Here’s a tale about a northern Wisconsin family’s supposed encounter with gangsters. Norman Gilliland found the connections in a family legend.
Not long ago, by chance, I discovered the link between three things from my childhood—the Grand Canyon, Al Capone, and my mom.
The last shall be first. My mother grew up in the 1920s on a small farm near Birchwood, Wisconsin. And during my youth in Florida, she occasionally told a story about the time some well-dressed men stopped by the house and asked for something to drink. That sort of informality was not unusual in the north woods at the time, and my grandmother obliged the visitors with homemade root beer. The men thanked her and continued on their way north.
According to my mother, one of the men was Al Capone.
I always took the story with a grain of salt. After all, the north woods is a big place, and even in the 1920s, there were a lot of people driving around up there. Who’s to say that the man in the car was actually America’s most notorious gangster?

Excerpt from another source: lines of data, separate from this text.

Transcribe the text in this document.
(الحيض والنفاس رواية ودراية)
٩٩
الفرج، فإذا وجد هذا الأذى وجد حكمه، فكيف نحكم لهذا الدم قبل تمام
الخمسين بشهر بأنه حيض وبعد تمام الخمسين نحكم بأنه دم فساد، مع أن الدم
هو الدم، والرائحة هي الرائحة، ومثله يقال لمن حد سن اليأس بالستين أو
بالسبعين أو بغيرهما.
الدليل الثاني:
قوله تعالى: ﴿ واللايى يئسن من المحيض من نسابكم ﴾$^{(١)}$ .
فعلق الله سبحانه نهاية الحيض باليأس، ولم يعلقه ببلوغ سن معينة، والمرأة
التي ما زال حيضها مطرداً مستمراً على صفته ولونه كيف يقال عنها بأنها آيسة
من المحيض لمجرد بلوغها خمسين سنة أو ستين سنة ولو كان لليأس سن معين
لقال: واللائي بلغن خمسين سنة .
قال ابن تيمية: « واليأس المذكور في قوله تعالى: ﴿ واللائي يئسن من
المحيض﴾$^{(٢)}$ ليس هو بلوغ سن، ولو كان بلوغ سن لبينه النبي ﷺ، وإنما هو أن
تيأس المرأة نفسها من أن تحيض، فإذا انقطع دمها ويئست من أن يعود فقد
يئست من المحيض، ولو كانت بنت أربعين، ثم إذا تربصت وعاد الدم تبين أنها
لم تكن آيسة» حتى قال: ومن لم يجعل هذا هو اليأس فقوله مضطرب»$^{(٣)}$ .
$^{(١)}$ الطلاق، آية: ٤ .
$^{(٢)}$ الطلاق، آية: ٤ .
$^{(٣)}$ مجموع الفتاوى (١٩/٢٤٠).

As the years pass, legends, family legends can take on a reality of their own.
I first heard the Capone story when I was in grade school and back then an ancient woman named Mrs Hay came into our classroom once a week to teach us about music. The music she played for us on a portable turntable included that mainstay of Americana, Ferde Grofe’s Grand Canyon Suite.
For us kids, the neat thing about the Grand Canyon Suite was that we could visualize what the music was describing, for example. a mule plodding down the canyon and letting out a big hee-haw at the end of the trip.
Grofe was a masterful composer. He wrote the orchestration for George Gershwin’s Rhapsody in Blue, and his style comes through in it loud and clear. But it turns out he also had a great imagination. I was in Lodi recently, watching a storm roll across Lake Wisconsin, and I thought I remembered something about Grofe getting his inspiration for the Cloudburst that ends the Grand Canyon Suite from a storm on a lake someplace in Wisconsin. I did a little investigating, and suddenly a family legend came to life.
It turns out that the debut of the Grand Canyon Suite was scheduled for November 22, 1931, at the Studebaker Theater in Chicago. With just two weeks to go, Grofe knew that he wanted to end the suite with a cloudburst, but he had no idea how to write it. To help him through his writer’s block, a musician friend invited him up for a stay at Lake Chippewa in Wisconsin’s north woods. “By the way,” he said, “when you come to a fork—the last fork you come to—be sure to take the right-hand turn because if you take the left-hand turn, you’ll go right to Al Capone’s camp.”
Capone’s so-called camp consisted of a stone house with 18-inch-thick walls, a guard tower, and 407 wooded acres that sold for $2.6 million when Chippewa Valley Bank foreclosed on it in 2009.
And that hideaway is only about 40 miles from Birchwood, on what were mostly gravel roads in the ‘twenties. So it’s quite possible that my mother’s story is true, that on some hot, dusty afternoon, Scarface and a few of his cronies did indeed pay my mother and her family a visit on their way to a place where they could relax and plan their next crimes. And who knows? Maybe at the same time, Ferdie Grofe was watching a storm sweep across Lake Chippewa and getting his inspiration for that cloudburst in the Grand Canyon.